Comparison of actual and predicted stock price over three days for Abbott Laboratories:
Predicted vs. Actual for ABT

By the second day, differences between the models became more apparent. While the actual price remained relatively stable at $135.87, the sentiment-enhanced model predicted $135.29, with a minor deviation of just 58 cents. In contrast, the technical-only model showed a larger divergence, estimating $132.50 and undervaluing the actual price by $3.37.

The most notable divergence occurred on day three when the actual price rose to $138.01. The sentiment-enhanced model, accounting for positive market sentiment, predicted $136.25, underestimating by only $1.76. In contrast, the technical-only model failed to capture the upward movement, predicting a sharp decline to $126.75—$11.26 below the actual price, with an error exceeding 8%. This significant gap underscores the limitations of relying solely on technical indicators, as they can overlook key market shifts that sentiment analysis effectively detects.

Daily Error Analysis

Percent Daily Error By Sector and Analysis Type:
Healthcare Energy Consumer Tech
w/ Sent w/o Sent w/ Sent w/o Sent w/ Sent w/o Sent w/ Sent w/o Sent
Day 1 1.36% 1.34% 1.11% 1.26% 2.07% 2.48% 2.13% 2.23%
Day 2 2.81% 5.05% 2.19% 5.05% 3.24% 4.9% 3.98% 4.7%
Day 3 3.37% 5.75% 3.07% 5.78% 4.42% 6.14% 5.82% 5.43%

A closer analysis of daily error rates shows that integrating sentiment analysis consistently improves accuracy across different stock groups and time frames. The effect is especially noticeable on volatile days. For example, on Day 2, Group 1 stocks had an error rate of 2.81% with sentiment integration, compared to 5.05% without it. A similar pattern appeared in Group 3 on Day 3, where sentiment analysis reduced error from 6.14% to 4.42%.

Overall, this hybrid approach performs better than traditional models by integrating technical analysis with sentiment analysis. This framework enables traders to make better realtime decisions that align with both market trends and investor reactions to news.

Discussion

Initially we did not plan on using any large language models to assess the headlines and just use a BERT model to determine if a specific headline is positive or negative about a stock. However, we decided not to do this because a BERT model does not have a good enough reasoning ability to determine relevance and could not determine if a headline will postively or negatively affect a stock and as a whole weigh different types of headlines and aggregating them to create a single score.
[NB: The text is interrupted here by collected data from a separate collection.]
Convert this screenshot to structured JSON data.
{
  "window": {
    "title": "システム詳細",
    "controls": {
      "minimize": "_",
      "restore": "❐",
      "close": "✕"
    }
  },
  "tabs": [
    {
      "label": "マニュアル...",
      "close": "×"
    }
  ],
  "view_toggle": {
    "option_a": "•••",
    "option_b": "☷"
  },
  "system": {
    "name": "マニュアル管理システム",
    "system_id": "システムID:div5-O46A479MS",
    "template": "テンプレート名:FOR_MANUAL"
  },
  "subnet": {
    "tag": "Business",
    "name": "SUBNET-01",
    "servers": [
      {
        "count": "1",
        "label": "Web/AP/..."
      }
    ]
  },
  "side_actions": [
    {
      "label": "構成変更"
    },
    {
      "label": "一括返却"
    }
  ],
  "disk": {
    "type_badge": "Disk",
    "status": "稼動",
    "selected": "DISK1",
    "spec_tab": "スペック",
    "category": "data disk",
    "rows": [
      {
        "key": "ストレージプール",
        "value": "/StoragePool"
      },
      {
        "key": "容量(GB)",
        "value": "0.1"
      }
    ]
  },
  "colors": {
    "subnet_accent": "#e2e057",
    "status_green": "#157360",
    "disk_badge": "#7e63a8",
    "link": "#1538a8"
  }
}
One specific challenge that we had was figuring out a good prompt to properly utilize the LLM to the best of its ability. Another one was trying to trim the amount of headlines to reduce API costs, which is why we decided to create a similarity filter.

Conclusion

In this project we built a pipeline to determine stock movement from news headlines and historical stock data incorporating tools like Tree Boosting, ChatGPT, and vectorization. Our model with headlines performed significantly better than the one without indicating headlines is a relevant indicator for short term stock movements. However, it remains to be seen whether our headline processor can be used to generate alpha within the stock market over a long period of time and with a larger portfolio.
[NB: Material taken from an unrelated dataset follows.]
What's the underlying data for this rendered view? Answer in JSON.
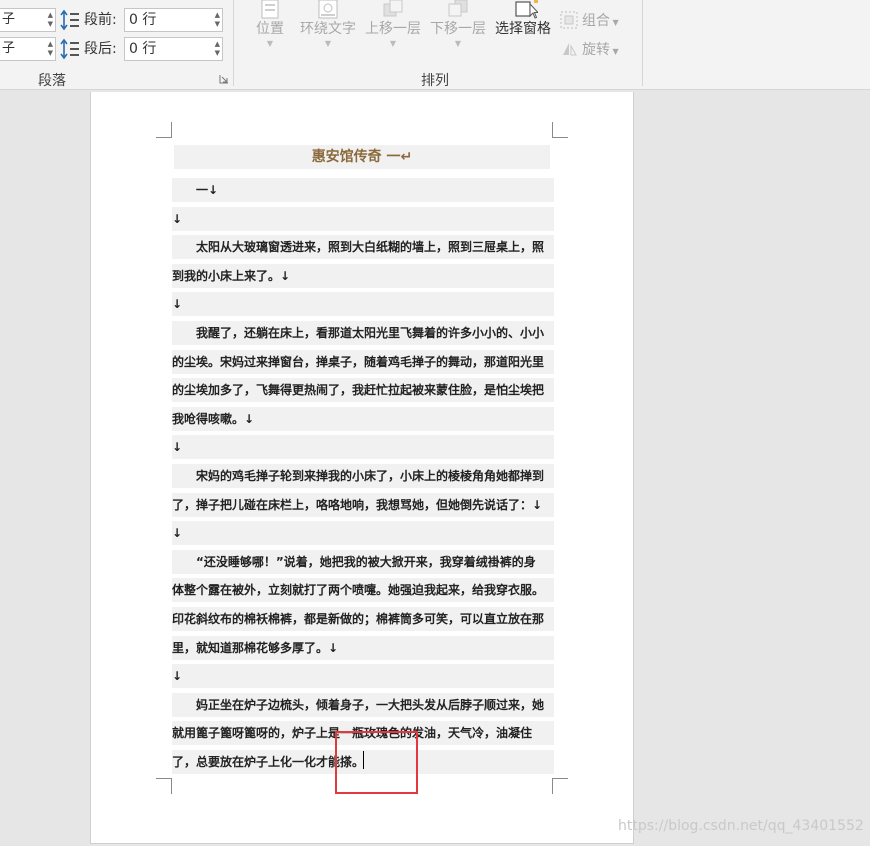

Our results display the complexity of predicting within the stock market as even something as small as news headlines can have a significant impact on the stock market. This makes sense as historically many traders have simply used traditional strategies like technical analysis which does not account for what is actually happening in the world. Thus the more types of media that can be captured will likely give more indicators to if a stock will perform better or worse.

Since no comprehensive dataset existed with hourly news headlines paired with stock prices, we had to construct our own covering only one month of data. This limited time frame makes it difficult to assess the model’s robustness across different market conditions. Future work could address this by expanding the dataset to include multiple years of historical news data.